EBD 8 - FILADÉLFIA A IGREJA DO AMOR PERFEITO


LIÇÃO 08 – FILADÉLFIA A IGREJA DO AMOR PERFEITO.
Para o dia 20/05/2012.
PONTOS A ESTUDAR:
I – FILADÉLFIA, A CIDADE DO AMOR FRATERNAL.
II – A IDENTIFICAÇÃO DO MISSIVISTA.
III – A IGREJA AMOROSA, PACIENTE E CONFESSANTE.
IV – FILADÉLFIA NOS ÚLTIMOS DIAS.


Em tempo: As igrejas de Filadélfia e Laodicéia, tem uma característica singular e que a meu ver a historicidade dessas duas igrejas, podem perfeitamente representar ou tipificar os dois tipos de igrejas que antecedem o arrebatamento.
Não podemos e não devemos nos apegar a bandeiras. Penso que a escolha de uma igreja para congregar com nossas famílias deve ser vista pela doutrina que abraçam, pela orientação comportamental e litúrgica, não obstante, haverem pastores que entendem que não devem se meter na vida particular dos crentes. Resguardadas as devidas proporções, a igreja deve sim, envolver-se com os membros sem ser invasivas.
Quem frequenta uma igreja como a de Laodicéia, pode se sentir tão confortável e seguro como os que frequentam uma igreja com as características da igreja de Filadélfia. Quando amamos uma igreja, o sentimento próprio pode prejudicar o discernimento e embaçar a visão.

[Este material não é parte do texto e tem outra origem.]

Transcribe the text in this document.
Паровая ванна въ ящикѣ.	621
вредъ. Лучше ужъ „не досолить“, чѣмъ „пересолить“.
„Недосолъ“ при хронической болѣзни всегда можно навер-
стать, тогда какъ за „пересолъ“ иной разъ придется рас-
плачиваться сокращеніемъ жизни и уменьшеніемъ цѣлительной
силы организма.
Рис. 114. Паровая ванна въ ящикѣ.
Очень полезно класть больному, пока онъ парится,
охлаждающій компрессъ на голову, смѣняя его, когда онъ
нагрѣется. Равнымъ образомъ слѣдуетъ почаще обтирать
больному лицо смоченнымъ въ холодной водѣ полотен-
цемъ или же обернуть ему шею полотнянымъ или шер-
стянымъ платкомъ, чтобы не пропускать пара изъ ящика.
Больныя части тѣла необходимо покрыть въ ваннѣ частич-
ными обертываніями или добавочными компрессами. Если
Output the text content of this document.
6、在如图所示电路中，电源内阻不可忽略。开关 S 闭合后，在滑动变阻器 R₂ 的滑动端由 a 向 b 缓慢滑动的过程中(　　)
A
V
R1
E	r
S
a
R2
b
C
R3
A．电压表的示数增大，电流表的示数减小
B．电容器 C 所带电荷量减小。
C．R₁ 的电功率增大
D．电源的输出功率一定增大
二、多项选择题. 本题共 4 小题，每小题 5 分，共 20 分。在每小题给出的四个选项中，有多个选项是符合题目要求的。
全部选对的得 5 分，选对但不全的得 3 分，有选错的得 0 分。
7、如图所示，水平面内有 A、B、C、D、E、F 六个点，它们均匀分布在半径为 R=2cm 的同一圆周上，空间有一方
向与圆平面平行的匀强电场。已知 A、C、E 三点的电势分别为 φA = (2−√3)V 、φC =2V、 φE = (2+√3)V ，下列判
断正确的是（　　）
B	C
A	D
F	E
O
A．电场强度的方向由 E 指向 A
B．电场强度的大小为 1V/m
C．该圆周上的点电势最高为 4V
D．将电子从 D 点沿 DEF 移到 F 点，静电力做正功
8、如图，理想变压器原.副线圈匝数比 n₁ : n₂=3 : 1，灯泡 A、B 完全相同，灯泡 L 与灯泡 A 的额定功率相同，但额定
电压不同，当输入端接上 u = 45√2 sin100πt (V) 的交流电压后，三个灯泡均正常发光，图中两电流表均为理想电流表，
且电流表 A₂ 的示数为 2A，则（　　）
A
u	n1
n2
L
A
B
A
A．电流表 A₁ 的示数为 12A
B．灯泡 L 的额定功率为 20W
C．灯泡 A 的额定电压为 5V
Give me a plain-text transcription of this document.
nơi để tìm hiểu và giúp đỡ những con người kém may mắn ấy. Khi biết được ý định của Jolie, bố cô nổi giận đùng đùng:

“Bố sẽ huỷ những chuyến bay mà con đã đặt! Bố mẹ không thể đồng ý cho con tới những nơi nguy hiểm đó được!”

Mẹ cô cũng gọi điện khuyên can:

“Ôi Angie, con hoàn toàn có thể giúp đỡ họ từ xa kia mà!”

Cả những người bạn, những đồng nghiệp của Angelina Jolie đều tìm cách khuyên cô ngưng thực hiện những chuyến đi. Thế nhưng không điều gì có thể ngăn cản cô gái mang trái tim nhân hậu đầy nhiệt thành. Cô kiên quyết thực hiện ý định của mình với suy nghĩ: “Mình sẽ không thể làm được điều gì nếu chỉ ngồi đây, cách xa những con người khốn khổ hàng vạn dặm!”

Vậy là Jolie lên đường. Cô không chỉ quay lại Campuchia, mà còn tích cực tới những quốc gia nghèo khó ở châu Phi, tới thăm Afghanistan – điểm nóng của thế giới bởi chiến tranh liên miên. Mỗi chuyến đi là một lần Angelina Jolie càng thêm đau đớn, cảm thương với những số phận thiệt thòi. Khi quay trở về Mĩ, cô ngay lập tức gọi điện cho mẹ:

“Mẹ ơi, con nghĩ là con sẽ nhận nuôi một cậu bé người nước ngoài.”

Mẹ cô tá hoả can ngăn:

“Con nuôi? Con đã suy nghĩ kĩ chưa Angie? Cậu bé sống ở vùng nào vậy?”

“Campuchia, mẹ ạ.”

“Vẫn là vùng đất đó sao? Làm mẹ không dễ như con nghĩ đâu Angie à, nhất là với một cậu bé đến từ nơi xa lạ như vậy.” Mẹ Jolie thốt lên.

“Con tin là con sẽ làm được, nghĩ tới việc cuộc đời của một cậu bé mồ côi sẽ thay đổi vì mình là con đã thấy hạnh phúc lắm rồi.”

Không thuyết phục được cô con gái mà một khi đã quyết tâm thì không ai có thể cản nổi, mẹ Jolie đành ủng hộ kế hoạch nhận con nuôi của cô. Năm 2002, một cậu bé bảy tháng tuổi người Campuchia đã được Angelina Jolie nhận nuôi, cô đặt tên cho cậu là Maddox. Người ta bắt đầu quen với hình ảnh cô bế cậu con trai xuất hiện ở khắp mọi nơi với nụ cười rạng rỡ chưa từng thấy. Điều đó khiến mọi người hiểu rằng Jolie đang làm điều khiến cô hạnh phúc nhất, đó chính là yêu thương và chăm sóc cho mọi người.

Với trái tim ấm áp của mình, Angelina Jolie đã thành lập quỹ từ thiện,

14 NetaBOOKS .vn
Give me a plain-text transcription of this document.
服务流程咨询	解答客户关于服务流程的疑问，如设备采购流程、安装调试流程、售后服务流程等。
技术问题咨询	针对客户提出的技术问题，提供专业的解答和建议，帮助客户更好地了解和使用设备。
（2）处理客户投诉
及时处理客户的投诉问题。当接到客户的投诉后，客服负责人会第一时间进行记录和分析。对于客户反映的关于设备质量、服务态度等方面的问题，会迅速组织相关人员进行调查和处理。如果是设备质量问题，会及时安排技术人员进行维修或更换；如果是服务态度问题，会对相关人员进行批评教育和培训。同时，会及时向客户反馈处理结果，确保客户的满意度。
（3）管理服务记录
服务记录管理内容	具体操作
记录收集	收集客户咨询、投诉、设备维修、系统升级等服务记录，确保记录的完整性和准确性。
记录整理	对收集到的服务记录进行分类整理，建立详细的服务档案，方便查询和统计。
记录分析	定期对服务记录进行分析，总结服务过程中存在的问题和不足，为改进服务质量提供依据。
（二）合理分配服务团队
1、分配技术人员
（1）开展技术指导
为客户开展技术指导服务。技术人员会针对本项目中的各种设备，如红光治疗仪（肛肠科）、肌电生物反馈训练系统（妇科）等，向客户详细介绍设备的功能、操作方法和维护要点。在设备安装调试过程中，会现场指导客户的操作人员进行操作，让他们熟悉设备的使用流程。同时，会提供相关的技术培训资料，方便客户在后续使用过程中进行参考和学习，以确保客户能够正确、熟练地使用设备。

I – FILADELFIA, A CIDADE DO AMOR FRATERNAL.
1.1        A história de Filadélfia.
Já que o autor faz referência à língua em uso na cidade de Filadélfia, como sendo o gálico, apenas como esclarecimento, informamos tratar-se da língua do povo gaulês (quem não se lembra de Astérix?). A Gália Transalpina corresponde ao que é hoje, a França e a Gália Cisalpina, o lado Romano. Nessa região também conhecida como Pirineus habitavam tribos, celtas e gauleses entre outras (Wikipédia).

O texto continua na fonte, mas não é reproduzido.